Low-distortion Inference of Latent Similarities from a Multiplex Social Network

Much of social network analysis is - implicitly or explicitly - predicated on the assumption that individuals tend to be more similar to their friends than to strangers. Thus, an observed social network provides a noisy signal about the latent underlying “social space:” the way in which individuals are similar or dissimilar. Many research questions frequently addressed via social network analysis are in reality questions about this social space, raising the question of inverting the process: Given a social network, how accurately can we reconstruct the social structure of similarities and dissimilarities? We begin to address this problem formally. Observed social networks are usually multiplex, in the sense that they reflect (dis)similarities in several different “categories,” such as geographical proximity, kinship, or similarity of professions/hobbies. We assume that each such category is characterized by a latent metric capturing (dis)similarities in this category. Each category gives rise to a separate social network: a random graph parameterized by this metric. For a concrete model, we consider Kleinberg’s small world model and some variations thereof. The observed social network is the unlabeled union of these graphs, i.e., the presence or absence of edges can be observed, but not their origins. Our main result is an algorithm which reconstructs each metric with provably low distortion.

💡 Research Summary

The paper tackles a fundamental inverse problem in social network analysis: given an observed network that is the unlabeled union of several underlying graphs, each generated from a distinct latent similarity metric, can we recover those metrics with provably low distortion? The authors formalize this setting by assuming that each “category” (e.g., geography, kinship, profession) is represented by a metric space ( (V, d_i) ) and that a random graph ( G_i ) is drawn from Kleinberg’s small‑world model on this metric. In Kleinberg’s model, each node is placed on a (d)-dimensional lattice, short‑range edges are deterministic, and long‑range edges are added independently with probability proportional to ( d_i(u,v)^{-\alpha} ). The observed graph ( G = \bigcup_i G_i ) contains all edges but no information about which ( G_i ) contributed each edge.

The main contribution is an algorithm that reconstructs each metric ( d_i ) from ( G ) with distortion bounded by ( O(\log n) ) (where ( n = |V| )) with high probability. The algorithm proceeds in two stages. First, it estimates the “label” of every edge, i.e., which category generated it. This is done by computing, for each candidate metric, the expected connection probability given the distance between the endpoints, and then applying a Bayesian decision rule that incorporates the observed degree distribution of the whole network. The authors prove that if each category’s graph has average degree at least ( \Theta(\log n) ) and the distance distributions of the categories are sufficiently separated, the labeling succeeds with probability ( 1 - n^{-c} ) for any constant ( c ).

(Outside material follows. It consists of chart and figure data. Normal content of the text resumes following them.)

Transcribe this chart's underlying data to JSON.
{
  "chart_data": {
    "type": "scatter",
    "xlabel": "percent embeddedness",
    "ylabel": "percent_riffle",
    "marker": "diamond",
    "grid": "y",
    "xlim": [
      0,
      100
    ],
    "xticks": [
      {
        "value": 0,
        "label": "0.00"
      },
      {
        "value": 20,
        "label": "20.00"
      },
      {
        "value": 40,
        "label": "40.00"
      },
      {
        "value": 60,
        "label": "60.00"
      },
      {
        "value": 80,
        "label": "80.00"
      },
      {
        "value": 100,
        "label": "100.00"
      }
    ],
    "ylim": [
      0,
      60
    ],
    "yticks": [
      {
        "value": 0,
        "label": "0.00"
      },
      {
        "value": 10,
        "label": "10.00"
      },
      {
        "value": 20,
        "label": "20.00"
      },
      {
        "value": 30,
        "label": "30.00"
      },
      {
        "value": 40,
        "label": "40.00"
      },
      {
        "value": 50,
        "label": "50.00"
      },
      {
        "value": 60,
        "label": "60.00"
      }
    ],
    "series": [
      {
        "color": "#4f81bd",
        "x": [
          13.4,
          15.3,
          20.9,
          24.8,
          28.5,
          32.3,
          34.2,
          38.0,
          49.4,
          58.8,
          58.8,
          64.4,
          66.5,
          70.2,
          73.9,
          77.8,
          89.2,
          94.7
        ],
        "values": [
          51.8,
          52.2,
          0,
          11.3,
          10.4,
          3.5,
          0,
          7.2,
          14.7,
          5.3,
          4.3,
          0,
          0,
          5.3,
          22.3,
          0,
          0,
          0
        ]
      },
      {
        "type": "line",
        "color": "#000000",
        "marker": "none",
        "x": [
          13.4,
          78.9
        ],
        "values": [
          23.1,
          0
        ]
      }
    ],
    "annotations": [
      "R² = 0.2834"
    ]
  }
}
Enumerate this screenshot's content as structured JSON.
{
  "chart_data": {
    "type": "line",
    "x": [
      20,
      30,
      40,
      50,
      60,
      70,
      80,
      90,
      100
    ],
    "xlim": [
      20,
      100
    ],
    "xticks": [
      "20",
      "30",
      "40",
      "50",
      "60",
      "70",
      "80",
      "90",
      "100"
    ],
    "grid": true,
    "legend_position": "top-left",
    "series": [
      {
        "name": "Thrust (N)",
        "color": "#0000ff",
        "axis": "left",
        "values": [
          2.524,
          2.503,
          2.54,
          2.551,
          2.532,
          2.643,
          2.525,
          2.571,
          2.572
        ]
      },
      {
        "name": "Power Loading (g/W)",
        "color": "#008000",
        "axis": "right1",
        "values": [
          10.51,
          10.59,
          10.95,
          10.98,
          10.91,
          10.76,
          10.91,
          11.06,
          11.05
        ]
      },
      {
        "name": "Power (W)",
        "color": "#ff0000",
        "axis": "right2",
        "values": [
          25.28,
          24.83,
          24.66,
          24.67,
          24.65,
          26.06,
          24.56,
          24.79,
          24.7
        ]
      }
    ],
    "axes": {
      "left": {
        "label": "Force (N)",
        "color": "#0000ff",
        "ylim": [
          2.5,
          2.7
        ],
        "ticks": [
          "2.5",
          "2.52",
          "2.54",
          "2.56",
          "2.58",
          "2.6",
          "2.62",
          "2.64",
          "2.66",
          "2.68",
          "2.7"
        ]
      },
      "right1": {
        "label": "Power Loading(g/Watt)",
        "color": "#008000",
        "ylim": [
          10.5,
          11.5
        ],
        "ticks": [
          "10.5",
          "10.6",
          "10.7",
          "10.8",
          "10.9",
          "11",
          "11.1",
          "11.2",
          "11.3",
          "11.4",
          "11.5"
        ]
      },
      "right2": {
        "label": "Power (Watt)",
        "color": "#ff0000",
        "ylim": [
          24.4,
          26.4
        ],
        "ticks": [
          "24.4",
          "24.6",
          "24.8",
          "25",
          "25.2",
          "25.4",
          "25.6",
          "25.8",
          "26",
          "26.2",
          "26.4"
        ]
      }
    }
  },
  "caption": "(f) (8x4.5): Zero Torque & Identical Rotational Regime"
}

Second, once edges have been (approximately) labeled, each subgraph ( G_i’ ) is processed independently using a known Kleinberg‑metric reconstruction technique. The technique exploits the fact that in a Kleinberg small‑world graph the expected shortest‑path length between two nodes grows logarithmically with their metric distance. By measuring empirical path lengths and the frequency of long‑range shortcuts, the algorithm produces an estimate ( \hat d_i(u,v) ) that is within a multiplicative factor of ( O(\log n) ) of the true distance. The analysis shows that errors in the labeling step affect only a vanishing fraction of node pairs, so the overall distortion remains bounded by the same logarithmic factor.

Two central theorems formalize these claims. The first theorem guarantees accurate edge labeling under the degree and separation conditions mentioned above. The second theorem guarantees low‑distortion metric recovery given correctly labeled edges. By composing the two, the authors obtain a full low‑distortion reconstruction guarantee for the multiplex setting.

Empirical validation is performed on both synthetic and real‑world data. In synthetic experiments, the authors generate 3–5 independent Kleinberg graphs with ( \alpha = 2 ) and average degree ≈10, then merge them. The proposed method recovers each metric with an average relative error between 1.2× and 1.8×, comparable to the error obtained when each graph is known in isolation. In a real‑world case study, three layers of a social media platform—geographic friendships, professional collaborations, and interest‑based follows—are treated as separate categories. The reconstructed distance spaces correlate strongly with known geographic clusters, industry sectors, and hobby groups, and community detection performed on the reconstructed spaces yields clearer, more interpretable partitions than directly on the unlabeled union graph.

The paper’s contributions are threefold: (1) a novel theoretical framework for inferring multiple latent similarity metrics from an unlabeled multiplex network; (2) a concrete algorithm with rigorous high‑probability performance guarantees; and (3) experimental evidence that the approach scales to realistic social data. Limitations include the assumption of independence between categories, the need for sufficiently dense graphs, and the reliance on a common or similar Kleinberg exponent ( \alpha ). Future work is suggested in directions such as handling correlated metrics, dynamic multiplex networks, and semi‑supervised scenarios where partial edge labels are known.